BARE BACK WITH THE BIKER

Chapter One

Tammy bumped her shoulder roughly against Stella’s shoulder as she made her way to the stage. Stella sighed but didn’t return the hateful glance thrown her way as the busty blonde took the stairs two at a time, her heels clicking audibly. Tammy’s music started playing - Chris Isaak, “Wicked Game”. It was a slow song, sure, but one the crowd out front ate up like sweet, sweet honey. The lights flickered blue as Tammy began her routine, starting with one hand on the pole, twirling slightly, the glitter on her bikini glinting and gleaming.

“Stella,” a voice called from across the room. Junior, the bartender, was standing with his arms crossed, his sizeable muscles flexing. Beside him, Candy looked like a Barbie doll, all tiny and too thin. Stella knew right away something was up from the way Candy’s skinny arms hugged around her chest, barely covered in two little purple triangles. Candy’s face was wearing a frown so deep it was visible even across the dark bar. With one more glance towards the stage, where Tammy was currently crawling towards some rowdy frat boys, she hustled towards the bar.

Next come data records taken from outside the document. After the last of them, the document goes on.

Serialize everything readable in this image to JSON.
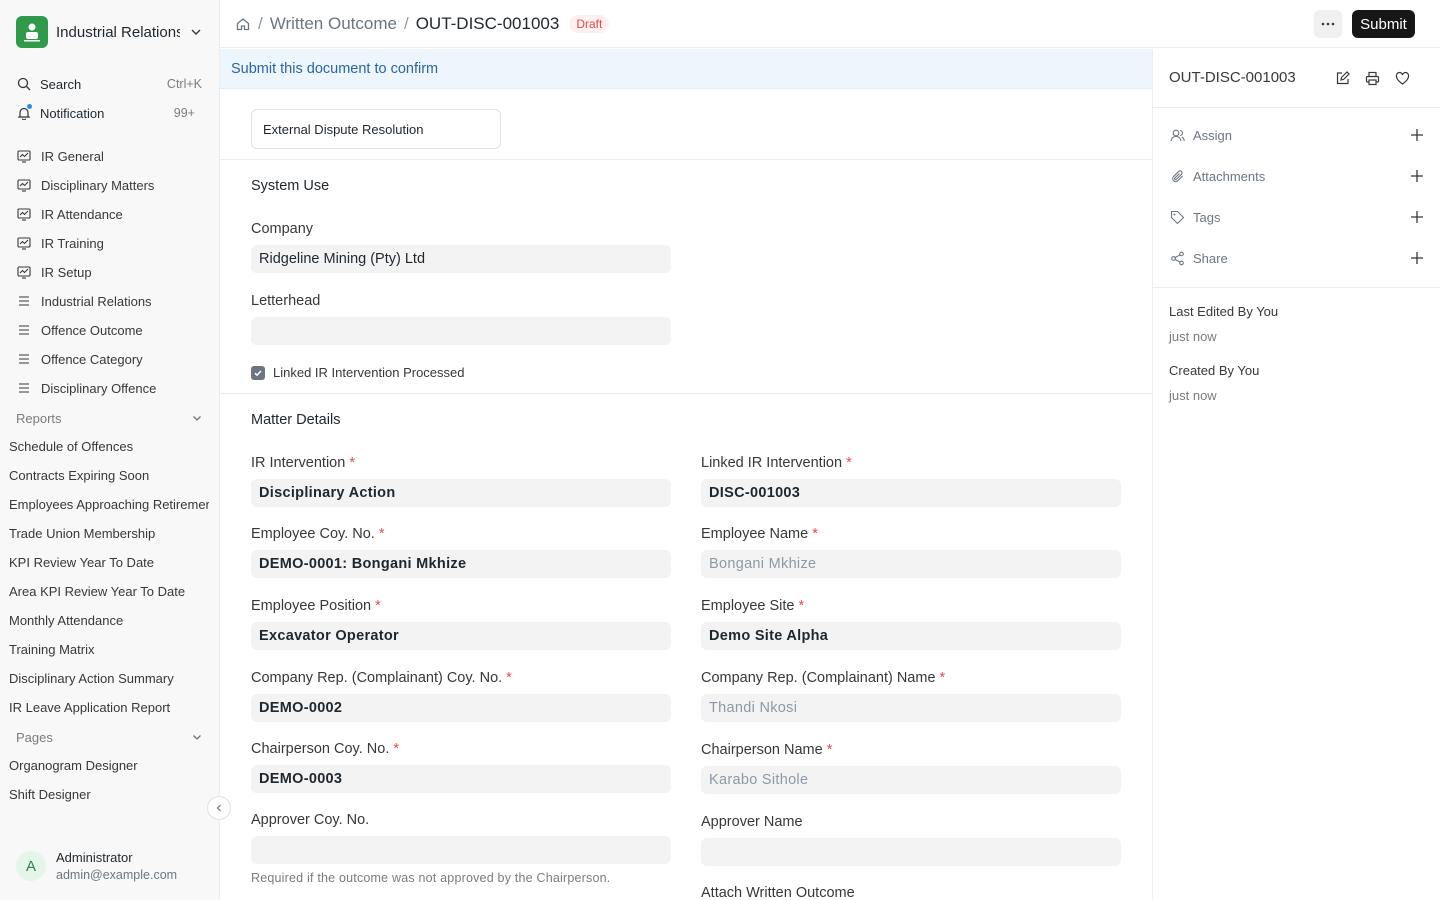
{
  "app": {
    "title": "Industrial Relations"
  },
  "sidebar": {
    "search": {
      "label": "Search",
      "shortcut": "Ctrl+K"
    },
    "notification": {
      "label": "Notification",
      "count": "99+"
    },
    "workspaces": [
      {
        "label": "IR General",
        "icon": "workspace-icon"
      },
      {
        "label": "Disciplinary Matters",
        "icon": "workspace-icon"
      },
      {
        "label": "IR Attendance",
        "icon": "workspace-icon"
      },
      {
        "label": "IR Training",
        "icon": "workspace-icon"
      },
      {
        "label": "IR Setup",
        "icon": "workspace-icon"
      },
      {
        "label": "Industrial Relations",
        "icon": "list-icon"
      },
      {
        "label": "Offence Outcome",
        "icon": "list-icon"
      },
      {
        "label": "Offence Category",
        "icon": "list-icon"
      },
      {
        "label": "Disciplinary Offence",
        "icon": "list-icon"
      }
    ],
    "reports_label": "Reports",
    "reports": [
      "Schedule of Offences",
      "Contracts Expiring Soon",
      "Employees Approaching Retirement",
      "Trade Union Membership",
      "KPI Review Year To Date",
      "Area KPI Review Year To Date",
      "Monthly Attendance",
      "Training Matrix",
      "Disciplinary Action Summary",
      "IR Leave Application Report"
    ],
    "pages_label": "Pages",
    "pages": [
      "Organogram Designer",
      "Shift Designer"
    ],
    "user": {
      "initial": "A",
      "name": "Administrator",
      "email": "admin@example.com"
    }
  },
  "topbar": {
    "breadcrumb_parent": "Written Outcome",
    "breadcrumb_current": "OUT-DISC-001003",
    "status": "Draft",
    "submit_label": "Submit"
  },
  "form": {
    "banner": "Submit this document to confirm",
    "tab_value": "External Dispute Resolution",
    "system_section": "System Use",
    "company_label": "Company",
    "company_value": "Ridgeline Mining (Pty) Ltd",
    "letterhead_label": "Letterhead",
    "letterhead_value": "",
    "checkbox_label": "Linked IR Intervention Processed",
    "checkbox_checked": true,
    "matter_section": "Matter Details",
    "fields": {
      "ir_intervention": {
        "label": "IR Intervention",
        "value": "Disciplinary Action"
      },
      "linked_ir": {
        "label": "Linked IR Intervention",
        "value": "DISC-001003"
      },
      "emp_coy": {
        "label": "Employee Coy. No.",
        "value": "DEMO-0001: Bongani Mkhize"
      },
      "emp_name": {
        "label": "Employee Name",
        "value": "Bongani Mkhize"
      },
      "emp_position": {
        "label": "Employee Position",
        "value": "Excavator Operator"
      },
      "emp_site": {
        "label": "Employee Site",
        "value": "Demo Site Alpha"
      },
      "rep_coy": {
        "label": "Company Rep. (Complainant) Coy. No.",
        "value": "DEMO-0002"
      },
      "rep_name": {
        "label": "Company Rep. (Complainant) Name",
        "value": "Thandi Nkosi"
      },
      "chair_coy": {
        "label": "Chairperson Coy. No.",
        "value": "DEMO-0003"
      },
      "chair_name": {
        "label": "Chairperson Name",
        "value": "Karabo Sithole"
      },
      "approver_coy": {
        "label": "Approver Coy. No.",
        "value": ""
      },
      "approver_name": {
        "label": "Approver Name",
        "value": ""
      },
      "approver_help": "Required if the outcome was not approved by the Chairperson.",
      "attach_label": "Attach Written Outcome"
    },
    "required_mark": "*"
  },
  "rightpanel": {
    "doc_name": "OUT-DISC-001003",
    "rows": [
      {
        "label": "Assign",
        "icon": "user-icon"
      },
      {
        "label": "Attachments",
        "icon": "paperclip-icon"
      },
      {
        "label": "Tags",
        "icon": "tag-icon"
      },
      {
        "label": "Share",
        "icon": "share-icon"
      }
    ],
    "last_edited_label": "Last Edited By You",
    "last_edited_time": "just now",
    "created_label": "Created By You",
    "created_time": "just now"
  },
  "colors": {
    "accent": "#2490ef",
    "logo": "#2e9a4a",
    "draft": "#e24c4c",
    "submit": "#171717"
  }
}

“Candy? What’s wrong?” Stella asked, growing more and more concerned with each step that took her closer. She could see Candy’s mascara running, her pouting lips quivering.

Still, some cold, hard part of Stella knew it was probably a much smaller deal than the brunette was making it out to be. Candy was a crybaby, pure and simple. Shit, one time Stella had watched Candy pitch a fit because one of the other girls had accidentally used the last of her glitter lotion.  She thought everyone had it out for her; a noticeable coke habit made it all the worse, turned tiny slights into paranoid delusions.

Stella had thought, more than once, that she should just fire her. Stella didn’t like working with girls who rolled in red-eyed and jittery on a regular basis, and Candy caused more trouble than she was worth, in Stella’s opinion. But she just didn’t have the heart for it. That was Stella’s problem: she loved all her girls, or at least wanted what was best for them. Even that bitch Tammy, who’d rather dig a stiletto into Stella’s eye than give her the time of day.

Candy’s shaking chin jutted out and pointed toward the end of the bar. A group of bikers had taken up most of the stools at the bar, and it was to these men that Candy seemed to be directing.

“One of ‘em done said I was a li’l boy,” she said, her deep Kentucky accent made even thicker by the tears she was barely holding back. Stella raised an eyebrow. Junior was clearly trying to bite back a smile.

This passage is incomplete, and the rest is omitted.